HMS Cruizer (1852) explained

HMS Cruizer was a 17-gun wooden screw sloop, the name-ship of the of the Royal Navy, launched at the Royal Dockyard, Deptford in 1852. The spelling of her name was formally altered to HMS Cruiser in 1857. She became a sail training vessel in 1872 and was renamed HMS Lark. She was eventually sold for breaking in 1912.

History

Her first years of service were spent on the China station, during which a party of her crew took part in the Battle of Fatshan Creek in 1857. Her commander, Charles Fellowes, was the first man over the walls of Canton when the city was taken,[1] and the ship saw further action in China, including the attack on the Taku Forts on the Hai River in 1858.

On 20 November 1858, she was in the company of Her Majesty's Ships Furious, Retribution, Dove, and Lee.

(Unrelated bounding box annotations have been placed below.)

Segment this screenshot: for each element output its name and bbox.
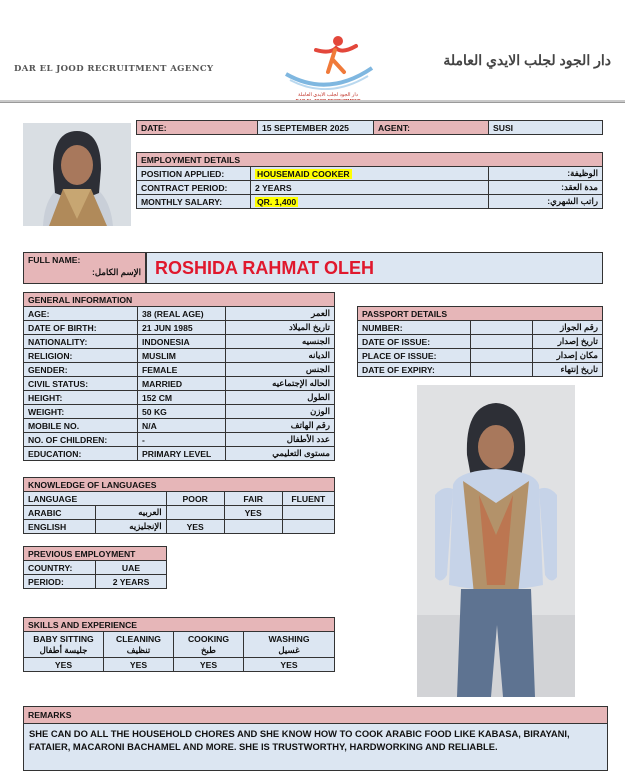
skill-name: COOKING [187, 633, 230, 644]
general-label-ar: مستوى التعليمي [226, 447, 335, 461]
lang-fair [224, 520, 282, 534]
table-row [24, 433, 335, 447]
general-label-ar: الطول [226, 391, 335, 405]
general-label: GENDER: [24, 363, 138, 377]
table-row [24, 492, 335, 506]
remarks-text: SHE CAN DO ALL THE HOUSEHOLD CHORES AND SHE KNOW HOW TO COOK ARABIC FOOD LIKE KABASA, BIRAYANI, FATAIER, MACARONI BACHAMEL AND MORE. SHE IS TRUSTWORTHY, HARDWORKING AND RELIABLE. [29, 728, 570, 752]
lang-fluent [282, 520, 334, 534]
skill-name-ar: طبخ [201, 644, 216, 655]
lang-fluent [282, 506, 334, 520]
employment-label-ar: مدة العقد: [489, 181, 603, 195]
full-name-value-box [146, 252, 603, 284]
skill-header [174, 632, 244, 658]
passport-label: DATE OF EXPIRY: [358, 363, 471, 377]
lang-name: ENGLISH [24, 520, 96, 534]
logo-caption-ar: دار الجود لجلب الايدي العاملة [298, 92, 358, 98]
table-row [24, 447, 335, 461]
skill-value: YES [174, 658, 244, 672]
date-agent-table [136, 120, 603, 135]
agent-label: AGENT: [374, 121, 489, 135]
general-label: NATIONALITY: [24, 335, 138, 349]
general-label-ar: عدد الأطفال [226, 433, 335, 447]
table-row [24, 321, 335, 335]
passport-value [471, 349, 533, 363]
lang-header: POOR [166, 492, 224, 506]
skill-name-ar: تنظيف [126, 644, 151, 655]
general-label-ar: الديانه [226, 349, 335, 363]
remarks-body-box [23, 723, 608, 771]
candidate-full-body-photo [417, 385, 575, 697]
passport-label-ar: تاريخ إنتهاء [533, 363, 603, 377]
table-row [24, 363, 335, 377]
employment-label: MONTHLY SALARY: [137, 195, 251, 209]
employment-label-ar: الوظيفة: [489, 167, 603, 181]
languages-table [23, 477, 335, 534]
date-label: DATE: [137, 121, 258, 135]
salary-value: QR. 1,400 [257, 196, 297, 207]
date-value: 15 SEPTEMBER 2025 [258, 121, 374, 135]
passport-label: NUMBER: [358, 321, 471, 335]
remarks-title-box [23, 706, 608, 724]
general-label: RELIGION: [24, 349, 138, 363]
general-label: DATE OF BIRTH: [24, 321, 138, 335]
table-row [24, 658, 335, 672]
lang-header: FLUENT [282, 492, 334, 506]
table-row [137, 167, 603, 181]
table-row [24, 506, 335, 520]
candidate-portrait-photo [23, 123, 131, 226]
table-row [24, 349, 335, 363]
agent-value: SUSI [489, 121, 603, 135]
general-label-ar: العمر [226, 307, 335, 321]
general-value: FEMALE [138, 363, 226, 377]
lang-header: LANGUAGE [24, 492, 167, 506]
skill-name-ar: غسيل [278, 644, 300, 655]
table-row [24, 561, 167, 575]
employment-label: CONTRACT PERIOD: [137, 181, 251, 195]
agency-name-ar: دار الجود لجلب الايدي العاملة [443, 52, 611, 68]
full-name-label-box [23, 252, 146, 284]
passport-label: PLACE OF ISSUE: [358, 349, 471, 363]
skills-title: SKILLS AND EXPERIENCE [24, 618, 335, 632]
general-value: MARRIED [138, 377, 226, 391]
table-row [358, 349, 603, 363]
employment-title: EMPLOYMENT DETAILS [137, 153, 603, 167]
contract-value: 2 YEARS [251, 181, 489, 195]
general-label: WEIGHT: [24, 405, 138, 419]
table-row [24, 391, 335, 405]
lang-fair: YES [224, 506, 282, 520]
remarks-title: REMARKS [28, 710, 72, 720]
table-row [358, 321, 603, 335]
general-value: INDONESIA [138, 335, 226, 349]
general-value: N/A [138, 419, 226, 433]
header-divider [0, 100, 625, 103]
passport-title: PASSPORT DETAILS [358, 307, 603, 321]
passport-value [471, 321, 533, 335]
passport-label-ar: تاريخ إصدار [533, 335, 603, 349]
employment-details-table [136, 152, 603, 209]
general-value: MUSLIM [138, 349, 226, 363]
full-name-value: ROSHIDA RAHMAT OLEH [155, 258, 374, 278]
passport-label-ar: مكان إصدار [533, 349, 603, 363]
skill-name: WASHING [268, 633, 310, 644]
skill-value: YES [104, 658, 174, 672]
skill-name: CLEANING [116, 633, 161, 644]
agency-logo [276, 32, 380, 102]
agency-name-en: DAR EL JOOD RECRUITMENT AGENCY [14, 64, 214, 74]
general-value: 152 CM [138, 391, 226, 405]
table-row [137, 181, 603, 195]
general-label: NO. OF CHILDREN: [24, 433, 138, 447]
table-row [358, 363, 603, 377]
table-row [358, 335, 603, 349]
lang-poor: YES [166, 520, 224, 534]
lang-name-ar: العربيه [96, 506, 167, 520]
previous-value: 2 YEARS [96, 575, 167, 589]
general-value: 50 KG [138, 405, 226, 419]
skill-header [244, 632, 335, 658]
table-row [24, 419, 335, 433]
general-label: CIVIL STATUS: [24, 377, 138, 391]
skills-table [23, 617, 335, 672]
lang-name-ar: الإنجليزيه [96, 520, 167, 534]
logo-figure-icon [276, 32, 380, 90]
skill-header [104, 632, 174, 658]
skill-name-ar: جليسة أطفال [39, 644, 88, 655]
general-label-ar: الوزن [226, 405, 335, 419]
previous-label: PERIOD: [24, 575, 96, 589]
position-value: HOUSEMAID COOKER [257, 168, 350, 179]
table-row [24, 632, 335, 658]
general-label-ar: الحاله الإجتماعيه [226, 377, 335, 391]
previous-title: PREVIOUS EMPLOYMENT [24, 547, 167, 561]
table-row [137, 195, 603, 209]
general-value: - [138, 433, 226, 447]
general-label: MOBILE NO. [24, 419, 138, 433]
full-name-label: FULL NAME: [28, 255, 81, 265]
passport-label-ar: رقم الجواز [533, 321, 603, 335]
lang-poor [166, 506, 224, 520]
passport-value [471, 363, 533, 377]
general-label: EDUCATION: [24, 447, 138, 461]
table-row [24, 377, 335, 391]
general-label-ar: الجنس [226, 363, 335, 377]
previous-employment-table [23, 546, 167, 589]
general-info-title: GENERAL INFORMATION [24, 293, 335, 307]
general-value: 38 (REAL AGE) [138, 307, 226, 321]
table-row [24, 575, 167, 589]
skill-header [24, 632, 104, 658]
table-row [24, 307, 335, 321]
previous-value: UAE [96, 561, 167, 575]
general-label-ar: رقم الهاتف [226, 419, 335, 433]
employment-label: POSITION APPLIED: [137, 167, 251, 181]
table-row [24, 405, 335, 419]
lang-name: ARABIC [24, 506, 96, 520]
lang-header: FAIR [224, 492, 282, 506]
general-value: PRIMARY LEVEL [138, 447, 226, 461]
general-label: HEIGHT: [24, 391, 138, 405]
passport-label: DATE OF ISSUE: [358, 335, 471, 349]
general-label-ar: الجنسيه [226, 335, 335, 349]
skill-value: YES [24, 658, 104, 672]
passport-details-table [357, 306, 603, 377]
general-label-ar: تاريخ الميلاد [226, 321, 335, 335]
general-info-table [23, 292, 335, 461]
skill-value: YES [244, 658, 335, 672]
general-label: AGE: [24, 307, 138, 321]
employment-label-ar: راتب الشهري: [489, 195, 603, 209]
languages-title: KNOWLEDGE OF LANGUAGES [24, 478, 335, 492]
passport-value [471, 335, 533, 349]
table-row [24, 335, 335, 349]
skill-name: BABY SITTING [33, 633, 94, 644]
full-name-label-ar: الإسم الكامل: [92, 267, 141, 277]
general-value: 21 JUN 1985 [138, 321, 226, 335]
table-row [24, 520, 335, 534]
previous-label: COUNTRY: [24, 561, 96, 575]
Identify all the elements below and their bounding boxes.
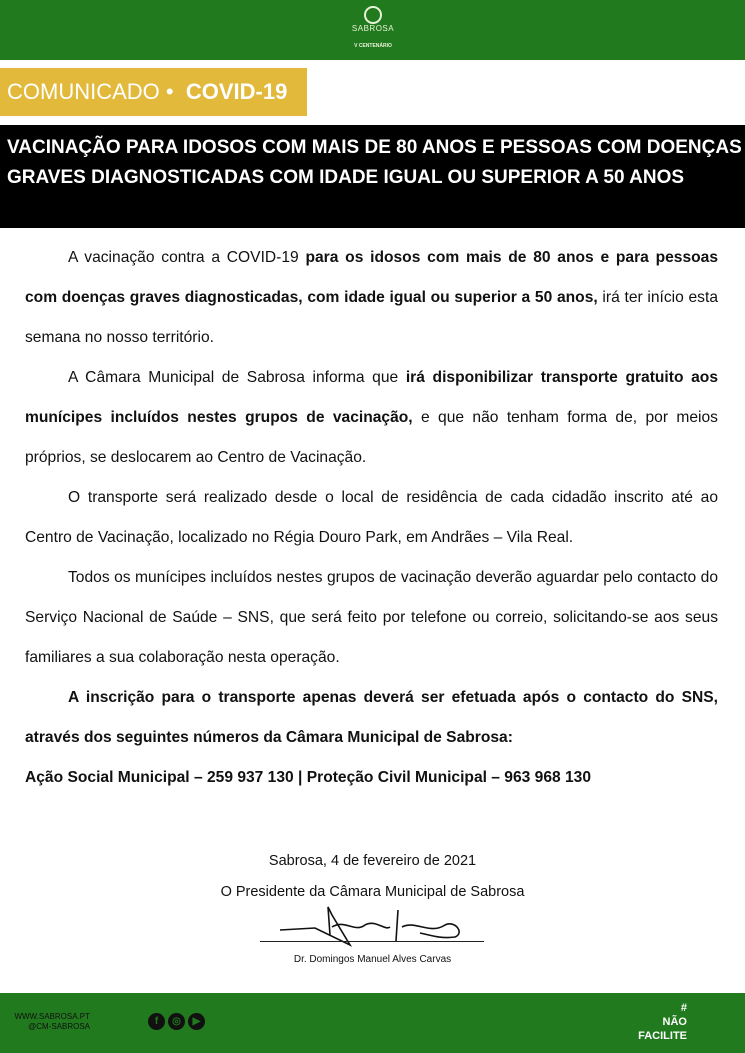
text: irá ter início esta semana no nosso território. [25, 289, 718, 346]
social-handle: @CM-SABROSA [28, 1022, 90, 1031]
text: e que não tenham forma de, por meios próprios, se deslocarem ao Centro de Vacinação. [25, 409, 718, 466]
signature-line [260, 941, 484, 942]
signatory-name: Dr. Domingos Manuel Alves Carvas [293, 954, 452, 965]
tag-right: COVID-19 [185, 79, 288, 104]
logo-emblem-icon [364, 6, 382, 24]
nao-facilite-slogan [638, 1001, 687, 1043]
tag-left: COMUNICADO [7, 79, 160, 104]
sabrosa-logo [345, 4, 401, 56]
footer-contacts [14, 1012, 90, 1032]
logo-subtitle: V CENTENÁRIO [354, 43, 392, 49]
slogan-line-1: NÃO [662, 1016, 687, 1028]
logo-name: SABROSA [351, 24, 395, 33]
slogan-line-2: FACILITE [638, 1030, 687, 1042]
body-text [25, 238, 718, 798]
facebook-icon[interactable]: f [148, 1013, 165, 1030]
footer-band [0, 993, 745, 1053]
website-link[interactable]: WWW.SABROSA.PT [14, 1012, 90, 1021]
tag-separator: • [165, 79, 174, 104]
communique-tag [0, 68, 307, 116]
contact-numbers: Ação Social Municipal – 259 937 130 | Proteção Civil Municipal – 963 968 130 [25, 769, 592, 786]
header-band [0, 0, 745, 60]
paragraph-5 [25, 678, 718, 758]
text: A vacinação contra a COVID-19 [68, 249, 306, 266]
text-bold: irá disponibilizar transporte gratuito aos munícipes incluídos nestes grupos de vacinação, [25, 369, 718, 426]
social-icons [148, 1013, 205, 1030]
text-bold: para os idosos com mais de 80 anos e para pessoas com doenças graves diagnosticadas, com idade igual ou superior a 50 anos, [25, 249, 718, 306]
signatory-role: O Presidente da Câmara Municipal de Sabrosa [220, 884, 525, 900]
paragraph-4: Todos os munícipes incluídos nestes grupos de vacinação deverão aguardar pelo contacto do Serviço Nacional de Saúde – SNS, que será feito por telefone ou correio, solicitando-se aos seus familiares a sua colaboração nesta operação. [25, 569, 718, 666]
paragraph-3: O transporte será realizado desde o local de residência de cada cidadão inscrito até ao Centro de Vacinação, localizado no Régia Douro Park, em Andrães – Vila Real. [25, 489, 718, 546]
instagram-icon[interactable]: ◎ [168, 1013, 185, 1030]
text-bold: A inscrição para o transporte apenas deverá ser efetuada após o contacto do SNS, através dos seguintes números da Câmara Municipal de Sabrosa: [25, 689, 718, 746]
youtube-icon[interactable]: ▶ [188, 1013, 205, 1030]
text: A Câmara Municipal de Sabrosa informa que [68, 369, 406, 386]
handwritten-signature [270, 905, 480, 950]
hash: # [680, 1002, 687, 1014]
paragraph-1 [25, 238, 718, 358]
paragraph-2 [25, 358, 718, 478]
headline: VACINAÇÃO PARA IDOSOS COM MAIS DE 80 ANOS E PESSOAS COM DOENÇAS GRAVES DIAGNOSTICADAS COM IDADE IGUAL OU SUPERIOR A 50 ANOS [0, 125, 745, 228]
date-line: Sabrosa, 4 de fevereiro de 2021 [268, 853, 477, 869]
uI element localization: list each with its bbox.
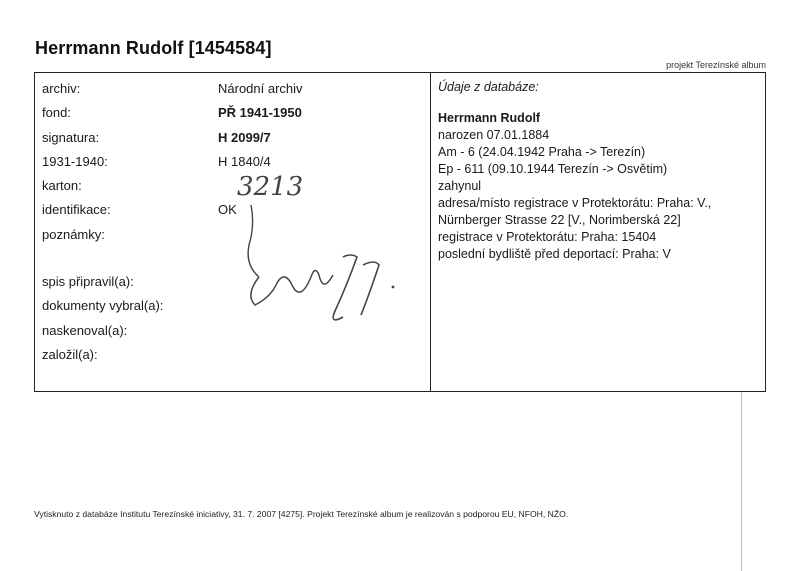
database-line: narozen 07.01.1884 [438,128,550,142]
field-label: signatura: [42,129,100,145]
database-line: Nürnberger Strasse 22 [V., Norimberská 22] [438,213,681,227]
field-row [42,105,422,129]
field-row [42,347,422,371]
project-label: projekt Terezínské album [666,60,766,70]
handwritten-karton-number: 3213 [237,172,304,202]
print-footer: Vytisknuto z databáze Institutu Terezínské iniciativy, 31. 7. 2007 [4275]. Projekt Terezínské album je realizován s podporou EU, NFOH, NŽO. [34,509,569,519]
database-section [438,79,760,263]
handwritten-signature [215,165,415,345]
field-row [42,81,422,105]
field-label: karton: [42,178,82,194]
page-title: Herrmann Rudolf [1454584] [35,38,272,58]
database-heading: Údaje z databáze: [438,80,539,94]
field-label: identifikace: [42,202,111,218]
person-name: Herrmann Rudolf [438,111,541,125]
field-label: poznámky: [42,226,105,242]
field-label: archiv: [42,81,81,96]
field-value: H 2099/7 [218,129,271,145]
field-label: fond: [42,105,71,121]
page-edge-mark [741,392,754,571]
database-line: Am - 6 (24.04.1942 Praha -> Terezín) [438,145,646,159]
field-label: dokumenty vybral(a): [42,298,164,314]
field-value: Národní archiv [218,81,303,96]
field-value: OK [218,202,237,218]
field-label: 1931-1940: [42,153,108,169]
database-line: zahynul [438,179,482,193]
field-value: PŘ 1941-1950 [218,105,302,121]
field-label: založil(a): [42,346,98,362]
database-line: Ep - 611 (09.10.1944 Terezín -> Osvětim) [438,162,668,176]
database-line: poslední bydliště před deportací: Praha: V [438,247,671,261]
database-line: registrace v Protektorátu: Praha: 15404 [438,230,657,244]
record-card [34,72,766,392]
field-label: naskenoval(a): [42,322,128,338]
field-row [42,130,422,154]
database-line: adresa/místo registrace v Protektorátu: Praha: V., [438,196,712,210]
field-label: spis připravil(a): [42,274,134,290]
column-divider [430,73,431,391]
field-value: H 1840/4 [218,153,271,169]
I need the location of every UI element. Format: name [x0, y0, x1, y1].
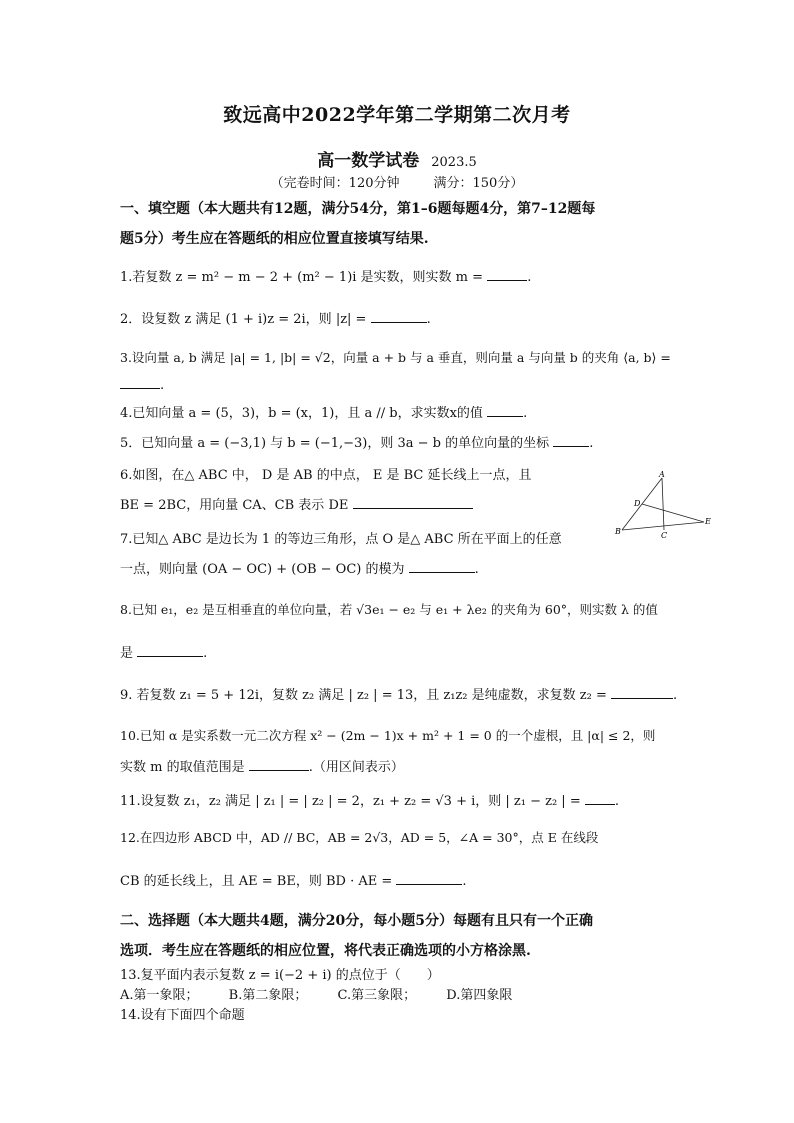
- q12-text: CB 的延长线上，且 AE = BE，则 BD · AE =: [120, 874, 393, 889]
- label-C: C: [661, 531, 668, 540]
- question-9: 9. 若复数 z₁ = 5 + 12i，复数 z₂ 满足 | z₂ | = 13，且 z₁z₂ 是纯虚数，求复数 z₂ = .: [120, 688, 678, 703]
- q13-option-a: A.第一象限；: [120, 988, 199, 1003]
- q13-option-b: B.第二象限；: [228, 988, 308, 1003]
- q1-answer-blank: [487, 268, 527, 281]
- label-B: B: [615, 527, 621, 536]
- q11-text: 11.设复数 z₁，z₂ 满足 | z₁ | = | z₂ | = 2，z₁ + z₂ = √3 + i，则 | z₁ − z₂ | =: [120, 794, 581, 809]
- q10-suffix: .（用区间表示）: [308, 760, 404, 775]
- q3-text: 3.设向量 a, b 满足 |a| = 1, |b| = √2，向量 a + b 与 a 垂直，则向量 a 与向量 b 的夹角 ⟨a, b⟩ =: [120, 350, 671, 365]
- triangle-figure: [612, 470, 712, 540]
- question-7-line2: 一点，则向量 (OA − OC) + (OB − OC) 的模为 .: [120, 562, 479, 577]
- exam-date: 2023.5: [431, 155, 477, 170]
- question-6-line2: [120, 494, 600, 513]
- question-10-line1: 10.已知 α 是实系数一元二次方程 x² − (2m − 1)x + m² + 1 = 0 的一个虚根，且 |α| ≤ 2，则: [120, 728, 656, 743]
- exam-title: 致远高中2022学年第二学期第二次月考: [223, 104, 571, 126]
- q6-text: BE = 2BC，用向量 CA、CB 表示 DE: [120, 498, 349, 513]
- q12-answer-blank: [396, 872, 462, 885]
- label-A: A: [659, 470, 665, 479]
- q13-option-d: D.第四象限: [446, 988, 513, 1003]
- q8-answer-blank: [137, 644, 203, 657]
- q1-text: 1.若复数 z = m² − m − 2 + (m² − 1)i 是实数，则实数 m =: [120, 270, 484, 285]
- q6-answer-blank: [353, 496, 473, 509]
- question-5: 5．已知向量 a = (−3,1) 与 b = (−1,−3)，则 3a − b 的单位向量的坐标 .: [120, 436, 594, 451]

The squadron were conveying the Earl of Elgin on the Yangtze River, when they had to engage with the Taiping rebels at Nanjing.[2]

In 1860, under the command of John Bythesea, she surveyed the Bohai Sea to prepare moorings for the Allied fleet to disembark troops for the advance on Beijing.

Cruiser was laid up in England in 1867, before being recommissioned for the Mediterranean station.

Disposal

In 1872, having had her guns and engine removed, she became a sail training ship and was renamed Lark, in which capacity she served until at least 1903. She was finally sold for breaking up at Malta in 1912.